Politifact explains the fascinating history that prevents from Puerto Rico declaring bankruptcy :
Mystery surrounds whether, back in 1984, the former senator from South Carolina knowingly deprived Puerto Rico of bankruptcy protections that every U.S. state enjoys.
It’s crunch time for Puerto Rico. The island territory needs to pay bondholders $422 million on May 1. It doesn’t have the cash, it can’t use bankruptcy to reschedule its payments, and Congress seems unlikely to craft a solution in time to avoid a massive default...
In a 2015 ruling, the judges of the 1st Circuit Court of Appeals provided some very helpful background.
In March 1984, the House passed its version of a bankruptcy bill. That version did not have the Puerto Rico exemption.
Then on May 21, 1984, the judges wrote that Thurmond introduced the package of changes that included the text at the center of this controversy.
"On the day that he introduced the amendment, Senator Thurmond addressed the Senate to explain several of its numerous stipulations, yet said little about the newly added Puerto Rico exemption," the judges wrote.
In fact, we went through the Congressional Record for that day (thank you, Internet Archive). Thurmond said less than little. He said nothing.
The record shows that after Thurmond’s amendment, the exemption became part of the final legislation.
While this seems to point the finger at Thurmond, there’s more to this story. Aside from introducing the overall amendment, Thurmond might not have had much to do with the text. It had been introduced four years before, and not in the Senate, but in the House.
Experts question whether Thurmond actually understood the significance of the amendment. To see why, we have to go back to 1978.

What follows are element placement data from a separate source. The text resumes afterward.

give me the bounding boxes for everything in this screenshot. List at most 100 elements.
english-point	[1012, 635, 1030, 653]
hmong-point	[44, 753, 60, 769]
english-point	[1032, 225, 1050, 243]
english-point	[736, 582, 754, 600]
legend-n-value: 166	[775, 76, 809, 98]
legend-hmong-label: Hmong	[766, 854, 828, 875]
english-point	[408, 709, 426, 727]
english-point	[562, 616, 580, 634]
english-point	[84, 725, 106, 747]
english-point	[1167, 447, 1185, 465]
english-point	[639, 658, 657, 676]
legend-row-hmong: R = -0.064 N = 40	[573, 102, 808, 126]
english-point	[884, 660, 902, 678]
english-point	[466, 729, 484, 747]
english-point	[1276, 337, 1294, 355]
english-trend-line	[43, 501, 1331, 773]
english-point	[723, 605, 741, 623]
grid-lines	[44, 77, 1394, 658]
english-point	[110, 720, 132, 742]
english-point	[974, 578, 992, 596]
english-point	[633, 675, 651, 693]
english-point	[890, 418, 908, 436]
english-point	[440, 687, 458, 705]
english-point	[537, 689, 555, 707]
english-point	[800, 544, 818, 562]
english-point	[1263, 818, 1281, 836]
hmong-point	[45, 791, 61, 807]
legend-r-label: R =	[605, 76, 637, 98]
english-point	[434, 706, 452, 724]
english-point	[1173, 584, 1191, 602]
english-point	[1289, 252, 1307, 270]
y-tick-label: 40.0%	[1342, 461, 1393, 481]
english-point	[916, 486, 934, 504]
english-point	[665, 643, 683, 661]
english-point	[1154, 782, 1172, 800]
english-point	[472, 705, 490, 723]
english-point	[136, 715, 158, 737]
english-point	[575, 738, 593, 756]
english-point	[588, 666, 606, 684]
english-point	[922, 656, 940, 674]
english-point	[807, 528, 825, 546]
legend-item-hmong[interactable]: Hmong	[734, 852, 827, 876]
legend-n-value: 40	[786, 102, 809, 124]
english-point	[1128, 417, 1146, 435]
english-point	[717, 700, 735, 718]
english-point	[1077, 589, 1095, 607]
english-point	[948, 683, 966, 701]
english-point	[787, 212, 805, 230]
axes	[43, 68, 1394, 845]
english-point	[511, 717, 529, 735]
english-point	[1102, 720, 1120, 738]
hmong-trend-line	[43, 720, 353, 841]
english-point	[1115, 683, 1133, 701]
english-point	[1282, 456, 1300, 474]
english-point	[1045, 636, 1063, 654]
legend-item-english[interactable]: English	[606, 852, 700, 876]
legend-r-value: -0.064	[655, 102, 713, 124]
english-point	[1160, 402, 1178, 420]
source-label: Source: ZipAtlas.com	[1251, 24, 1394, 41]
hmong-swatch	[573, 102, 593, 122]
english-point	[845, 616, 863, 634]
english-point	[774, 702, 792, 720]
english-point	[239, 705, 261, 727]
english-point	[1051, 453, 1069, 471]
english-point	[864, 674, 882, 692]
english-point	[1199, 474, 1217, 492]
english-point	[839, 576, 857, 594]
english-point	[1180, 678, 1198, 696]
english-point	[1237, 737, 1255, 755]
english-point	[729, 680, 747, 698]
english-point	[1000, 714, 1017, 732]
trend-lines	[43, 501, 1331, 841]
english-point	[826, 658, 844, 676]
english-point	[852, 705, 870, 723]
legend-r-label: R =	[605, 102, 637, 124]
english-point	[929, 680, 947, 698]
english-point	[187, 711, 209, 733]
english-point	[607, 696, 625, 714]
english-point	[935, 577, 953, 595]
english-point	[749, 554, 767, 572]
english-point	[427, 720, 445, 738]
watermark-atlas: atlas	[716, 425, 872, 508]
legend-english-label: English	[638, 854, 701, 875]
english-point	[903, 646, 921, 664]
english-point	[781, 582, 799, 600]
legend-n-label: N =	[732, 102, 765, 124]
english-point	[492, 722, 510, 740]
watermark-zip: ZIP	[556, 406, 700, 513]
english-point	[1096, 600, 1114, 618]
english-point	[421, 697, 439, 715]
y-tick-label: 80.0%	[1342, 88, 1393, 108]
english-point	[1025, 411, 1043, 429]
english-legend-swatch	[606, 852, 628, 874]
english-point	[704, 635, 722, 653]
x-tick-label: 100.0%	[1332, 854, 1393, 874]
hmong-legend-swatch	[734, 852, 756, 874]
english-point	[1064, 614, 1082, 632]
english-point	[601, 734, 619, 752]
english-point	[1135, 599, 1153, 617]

That year, Congress gave the bankruptcy law a complete overhaul. As often happens with major legislation, various gaps and ambiguities emerged and, in 1979, the Senate passed a bill to tidy up the loose ends. Among the dross, the Senate defined states to include Puerto Rico, the District of Columbia and any territory or possession of the United States.
That legislation moved over to the House, and here the trail becomes murky. Bankruptcy law professor Stephen Lubben at Seton Hall University traced the twists and turns in a 2014 article.
"In July 1980, the House Judiciary Committee returned with an ‘amendment’ to the Senate bill that struck the entire Senate text and replaced it with the Judiciary Committee’s desired text, including a new definition of ‘state,’ " Lubben wrote.
The House version, under Democratic control, had the Chapter 9 bankruptcy exclusion for Puerto Rico and the District of Columbia.
That bill never passed, but in April 1981, Lubben found that the exclusion language "resurfaced" in the Senate.
"This exclusion was never discussed by Congress, at least publicly, and the language apparently simply materialized as a result of the House Judiciary Committee’s extensive revision of the 1979 Senate ‘technical corrections’ bill," Lubben wrote.
Lubben told us that the text in Thurmond’s 1984 amendment "was essentially the same language that was kicking around since 1980."
"It’s not even clear that the parties even understood what was going on," Lubben said. "The only thing we can say for certain is the change happened without a whole lot of thought behind it."...
A final mystery — if you’ve followed the trail this far, you will notice that in 1984, the House version of the bill didn’t have the Puerto Rico exclusion. The logical question is, why was it dropped when the House was the first to add it in 1980?
We wish we knew.
Bottom line: Because Puerto Rico can not technically declare bankruptcy the declared "moratorium" sets up a legal nightmare that may result in the people of Puerto Rico being squeezed for the irresponsible borrowing of its government.